Thermodynamic and dynamic atmospheric processes play a significant role in the integrity and functioning of Andean high- ecosystems. This chapter describes our analyses of the potential changes in atmospheric stability and lifting condensation levels (LCLs) in the area of the Claro River’s high-altitude basin and its surroundings. The first section provides a brief description of circulation patterns on both regional and local spatial scales. The second section presents some estimates of the LCL for historical and predicted mean annual temperatures and maximum temperatures during the warmest days. A discussion on near-surface environmental lapse rates for 1950-inferred and 2050-predicted temperature conditions is included. Likely upward shifts in LCLs in the spatial domain (04 °25’N- 05 °15’N and 75 °00’W-76 °00’W) and along the mainstream of the Claro River’s watershed are also estimated. Finally, regions of static instability, conditional instability, and static stability in the area of the Claro River’s watershed are presented for historical climatic conditions. Section 1.3 describes the Temperature/Relative Humidity sensors that have been deployed (up to date) to monitor potential changes in atmospheric stability and the altitude of the LCLs under future climatic conditions. Diurnal cycles of ambient temperatures and relative humidity values observed over recent periods are presented. Finally, various near-surface environmental lapse rates observed in the altitudinal range [3,600 m–4,500 m] are compared with dry and moist (saturated) adiabatic lapse rates.
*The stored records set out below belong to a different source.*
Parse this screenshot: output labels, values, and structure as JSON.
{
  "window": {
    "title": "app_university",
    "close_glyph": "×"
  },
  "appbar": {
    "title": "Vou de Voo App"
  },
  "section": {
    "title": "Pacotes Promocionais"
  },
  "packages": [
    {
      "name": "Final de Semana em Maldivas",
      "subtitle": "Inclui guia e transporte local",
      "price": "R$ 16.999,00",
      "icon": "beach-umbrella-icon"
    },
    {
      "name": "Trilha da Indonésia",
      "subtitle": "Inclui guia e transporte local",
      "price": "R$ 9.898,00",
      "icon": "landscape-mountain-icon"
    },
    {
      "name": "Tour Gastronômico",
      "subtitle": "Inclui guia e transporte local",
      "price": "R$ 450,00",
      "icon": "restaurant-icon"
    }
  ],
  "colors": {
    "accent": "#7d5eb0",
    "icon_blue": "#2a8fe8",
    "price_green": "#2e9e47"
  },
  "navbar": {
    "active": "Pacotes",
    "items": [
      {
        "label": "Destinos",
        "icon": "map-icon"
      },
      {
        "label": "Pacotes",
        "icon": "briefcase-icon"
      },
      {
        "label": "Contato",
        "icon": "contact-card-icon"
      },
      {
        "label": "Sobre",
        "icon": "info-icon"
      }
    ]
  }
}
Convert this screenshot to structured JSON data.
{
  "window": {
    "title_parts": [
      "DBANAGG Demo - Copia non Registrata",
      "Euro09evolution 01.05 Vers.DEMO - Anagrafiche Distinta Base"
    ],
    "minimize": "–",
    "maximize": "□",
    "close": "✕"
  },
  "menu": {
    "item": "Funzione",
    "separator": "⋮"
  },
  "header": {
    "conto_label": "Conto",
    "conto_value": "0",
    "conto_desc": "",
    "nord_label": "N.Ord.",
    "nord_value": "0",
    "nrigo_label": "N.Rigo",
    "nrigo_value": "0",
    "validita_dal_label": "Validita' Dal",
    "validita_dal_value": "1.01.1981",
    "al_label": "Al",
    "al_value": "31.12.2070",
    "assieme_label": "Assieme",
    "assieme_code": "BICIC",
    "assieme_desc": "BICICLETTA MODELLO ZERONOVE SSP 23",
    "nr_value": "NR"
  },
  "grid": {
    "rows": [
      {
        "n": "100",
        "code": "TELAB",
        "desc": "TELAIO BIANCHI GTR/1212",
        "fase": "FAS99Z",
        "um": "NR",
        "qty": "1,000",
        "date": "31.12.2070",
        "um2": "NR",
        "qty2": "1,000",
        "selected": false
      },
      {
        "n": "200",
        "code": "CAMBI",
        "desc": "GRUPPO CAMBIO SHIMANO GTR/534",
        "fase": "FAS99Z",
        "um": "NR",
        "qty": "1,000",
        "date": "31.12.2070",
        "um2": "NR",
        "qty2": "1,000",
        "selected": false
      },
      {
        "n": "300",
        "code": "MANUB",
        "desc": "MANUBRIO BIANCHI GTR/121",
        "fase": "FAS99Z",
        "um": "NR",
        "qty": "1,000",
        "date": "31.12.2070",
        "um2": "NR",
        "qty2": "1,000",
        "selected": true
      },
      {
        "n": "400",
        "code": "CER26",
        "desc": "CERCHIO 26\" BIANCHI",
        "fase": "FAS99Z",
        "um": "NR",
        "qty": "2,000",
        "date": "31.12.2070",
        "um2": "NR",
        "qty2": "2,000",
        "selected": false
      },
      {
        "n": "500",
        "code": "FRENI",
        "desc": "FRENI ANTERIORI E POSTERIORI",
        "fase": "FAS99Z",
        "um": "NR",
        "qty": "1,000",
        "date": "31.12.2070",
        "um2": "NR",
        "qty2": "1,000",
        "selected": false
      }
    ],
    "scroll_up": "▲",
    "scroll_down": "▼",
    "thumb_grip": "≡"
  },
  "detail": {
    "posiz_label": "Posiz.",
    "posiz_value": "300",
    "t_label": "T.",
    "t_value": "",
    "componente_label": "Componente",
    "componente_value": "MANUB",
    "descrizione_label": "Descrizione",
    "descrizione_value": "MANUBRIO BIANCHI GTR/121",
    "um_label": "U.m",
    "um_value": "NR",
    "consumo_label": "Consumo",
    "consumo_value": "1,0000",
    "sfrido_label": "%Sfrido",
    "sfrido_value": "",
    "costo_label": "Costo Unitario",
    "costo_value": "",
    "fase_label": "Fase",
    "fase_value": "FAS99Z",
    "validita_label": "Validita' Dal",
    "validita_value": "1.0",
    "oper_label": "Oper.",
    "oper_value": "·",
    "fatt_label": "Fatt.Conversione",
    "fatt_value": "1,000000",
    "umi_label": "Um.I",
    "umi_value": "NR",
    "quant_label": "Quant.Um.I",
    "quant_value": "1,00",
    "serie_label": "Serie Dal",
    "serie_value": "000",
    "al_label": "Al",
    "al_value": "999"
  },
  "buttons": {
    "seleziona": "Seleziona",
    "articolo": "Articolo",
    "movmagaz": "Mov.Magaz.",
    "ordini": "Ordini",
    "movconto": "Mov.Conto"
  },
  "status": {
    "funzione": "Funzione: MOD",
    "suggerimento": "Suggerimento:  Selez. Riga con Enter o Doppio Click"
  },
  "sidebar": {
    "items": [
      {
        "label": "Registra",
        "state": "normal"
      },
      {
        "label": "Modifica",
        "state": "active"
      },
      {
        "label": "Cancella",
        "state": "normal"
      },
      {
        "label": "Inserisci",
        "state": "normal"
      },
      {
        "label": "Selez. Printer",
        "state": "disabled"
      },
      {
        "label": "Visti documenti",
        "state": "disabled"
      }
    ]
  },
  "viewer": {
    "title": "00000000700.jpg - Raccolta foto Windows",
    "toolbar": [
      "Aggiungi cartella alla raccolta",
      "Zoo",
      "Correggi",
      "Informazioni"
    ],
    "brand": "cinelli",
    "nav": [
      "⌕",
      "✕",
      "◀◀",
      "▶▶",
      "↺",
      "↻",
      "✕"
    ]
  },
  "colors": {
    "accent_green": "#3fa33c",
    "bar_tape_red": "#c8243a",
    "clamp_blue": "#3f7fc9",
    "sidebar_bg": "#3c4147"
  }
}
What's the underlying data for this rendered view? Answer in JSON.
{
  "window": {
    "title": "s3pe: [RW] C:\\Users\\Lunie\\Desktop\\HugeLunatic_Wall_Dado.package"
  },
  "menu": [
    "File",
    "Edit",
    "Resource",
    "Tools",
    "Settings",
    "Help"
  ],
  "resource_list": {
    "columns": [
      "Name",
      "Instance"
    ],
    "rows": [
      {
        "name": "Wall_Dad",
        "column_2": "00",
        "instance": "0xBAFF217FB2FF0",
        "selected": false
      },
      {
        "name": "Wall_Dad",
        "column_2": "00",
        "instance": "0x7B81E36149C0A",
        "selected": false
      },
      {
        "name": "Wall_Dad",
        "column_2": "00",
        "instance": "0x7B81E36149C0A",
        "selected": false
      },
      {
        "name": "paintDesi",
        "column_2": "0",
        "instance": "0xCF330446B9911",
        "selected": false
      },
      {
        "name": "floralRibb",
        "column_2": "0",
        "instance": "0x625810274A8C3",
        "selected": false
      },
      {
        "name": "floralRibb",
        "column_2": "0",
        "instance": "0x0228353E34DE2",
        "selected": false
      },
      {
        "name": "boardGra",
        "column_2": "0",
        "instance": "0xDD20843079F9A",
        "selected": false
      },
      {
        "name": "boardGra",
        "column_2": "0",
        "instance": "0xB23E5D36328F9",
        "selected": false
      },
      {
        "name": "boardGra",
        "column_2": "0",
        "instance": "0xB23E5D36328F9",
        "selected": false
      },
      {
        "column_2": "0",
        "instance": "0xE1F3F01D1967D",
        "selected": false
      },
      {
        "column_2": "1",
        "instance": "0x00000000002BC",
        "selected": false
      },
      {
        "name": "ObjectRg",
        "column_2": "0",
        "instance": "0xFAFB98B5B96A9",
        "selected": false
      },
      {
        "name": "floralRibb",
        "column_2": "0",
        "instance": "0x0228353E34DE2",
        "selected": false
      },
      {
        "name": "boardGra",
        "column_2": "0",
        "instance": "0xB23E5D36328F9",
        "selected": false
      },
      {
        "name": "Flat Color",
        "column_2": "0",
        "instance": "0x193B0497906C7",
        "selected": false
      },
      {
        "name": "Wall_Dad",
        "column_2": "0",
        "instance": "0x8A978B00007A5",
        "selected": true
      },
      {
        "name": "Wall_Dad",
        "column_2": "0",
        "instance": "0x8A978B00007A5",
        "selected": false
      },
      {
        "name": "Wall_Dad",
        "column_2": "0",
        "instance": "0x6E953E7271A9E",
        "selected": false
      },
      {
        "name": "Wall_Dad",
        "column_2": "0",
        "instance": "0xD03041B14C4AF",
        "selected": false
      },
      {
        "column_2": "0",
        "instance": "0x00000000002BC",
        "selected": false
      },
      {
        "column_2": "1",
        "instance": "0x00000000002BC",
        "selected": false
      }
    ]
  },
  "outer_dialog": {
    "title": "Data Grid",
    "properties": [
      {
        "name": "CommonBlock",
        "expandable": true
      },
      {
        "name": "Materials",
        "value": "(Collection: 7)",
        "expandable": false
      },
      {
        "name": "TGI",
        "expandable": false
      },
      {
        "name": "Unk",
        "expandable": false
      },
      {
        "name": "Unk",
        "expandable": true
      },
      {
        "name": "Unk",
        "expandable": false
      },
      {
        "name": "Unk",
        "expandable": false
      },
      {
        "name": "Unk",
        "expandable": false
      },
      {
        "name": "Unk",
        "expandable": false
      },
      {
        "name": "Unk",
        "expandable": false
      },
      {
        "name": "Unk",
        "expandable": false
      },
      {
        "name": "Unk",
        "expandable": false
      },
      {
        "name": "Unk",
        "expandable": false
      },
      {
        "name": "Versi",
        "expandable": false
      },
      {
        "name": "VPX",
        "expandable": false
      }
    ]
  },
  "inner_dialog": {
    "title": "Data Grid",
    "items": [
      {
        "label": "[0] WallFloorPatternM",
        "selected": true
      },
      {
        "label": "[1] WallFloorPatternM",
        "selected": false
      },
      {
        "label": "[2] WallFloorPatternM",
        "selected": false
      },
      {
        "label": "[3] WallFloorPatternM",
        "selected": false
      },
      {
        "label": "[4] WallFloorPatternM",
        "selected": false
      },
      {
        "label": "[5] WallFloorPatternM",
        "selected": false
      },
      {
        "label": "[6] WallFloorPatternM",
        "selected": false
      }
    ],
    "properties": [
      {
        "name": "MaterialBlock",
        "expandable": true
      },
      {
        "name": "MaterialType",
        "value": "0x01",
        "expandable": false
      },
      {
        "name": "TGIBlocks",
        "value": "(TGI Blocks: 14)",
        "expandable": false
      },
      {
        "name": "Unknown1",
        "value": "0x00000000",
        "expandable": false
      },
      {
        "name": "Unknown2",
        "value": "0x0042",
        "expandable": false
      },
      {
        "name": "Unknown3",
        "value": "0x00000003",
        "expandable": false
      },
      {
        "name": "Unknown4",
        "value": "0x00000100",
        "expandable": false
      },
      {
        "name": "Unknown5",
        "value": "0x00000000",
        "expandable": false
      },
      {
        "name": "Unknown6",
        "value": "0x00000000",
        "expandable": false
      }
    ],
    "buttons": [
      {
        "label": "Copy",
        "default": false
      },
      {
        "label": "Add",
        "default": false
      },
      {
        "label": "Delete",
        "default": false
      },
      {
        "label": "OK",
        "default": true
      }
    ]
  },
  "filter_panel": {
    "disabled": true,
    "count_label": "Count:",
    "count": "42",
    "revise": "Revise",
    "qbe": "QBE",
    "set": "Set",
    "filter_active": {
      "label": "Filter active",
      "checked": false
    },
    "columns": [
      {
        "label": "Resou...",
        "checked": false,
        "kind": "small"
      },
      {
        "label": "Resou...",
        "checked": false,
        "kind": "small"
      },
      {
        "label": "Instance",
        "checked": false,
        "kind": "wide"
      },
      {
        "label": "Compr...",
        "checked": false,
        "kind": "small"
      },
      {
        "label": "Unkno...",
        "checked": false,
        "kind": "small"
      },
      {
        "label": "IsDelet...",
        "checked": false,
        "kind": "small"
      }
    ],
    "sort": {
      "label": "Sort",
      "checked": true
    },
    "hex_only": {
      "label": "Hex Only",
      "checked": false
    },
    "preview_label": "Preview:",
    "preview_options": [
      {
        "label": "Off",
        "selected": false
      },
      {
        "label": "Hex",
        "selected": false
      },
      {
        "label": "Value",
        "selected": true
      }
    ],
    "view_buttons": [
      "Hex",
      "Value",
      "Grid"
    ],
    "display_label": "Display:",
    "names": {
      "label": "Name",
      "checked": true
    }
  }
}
7 1.1. Brief description of circulation patterns 1

Regional scale : in Colombia, two large rivers (the Cauca River and the Grande de la Magdalena River) divide the Andes Cordillera into three large mountain ranges: the Occidental (Western), the Central and the Oriental (Eastern) cordilleras. These three mountain branches and their two inter-Andean valleys constitute the so-called Colombian Andean region. The hydro-climatology of this central region is strongly influenced by the behavior of four climate features: the northeasterly trade , the easterlies, the Chocó low-level jet-CLLJ (Poveda and Mesa, 2000; Vernekar et al ., 2003), and the low-level jet to the east of the Cordillera Oriental (Vernekar et al ., 2003). The dynamics and interactions between these climate features and the orography of the Andean mountain ranges produce detailed regional circulation patterns and complex local scale motions.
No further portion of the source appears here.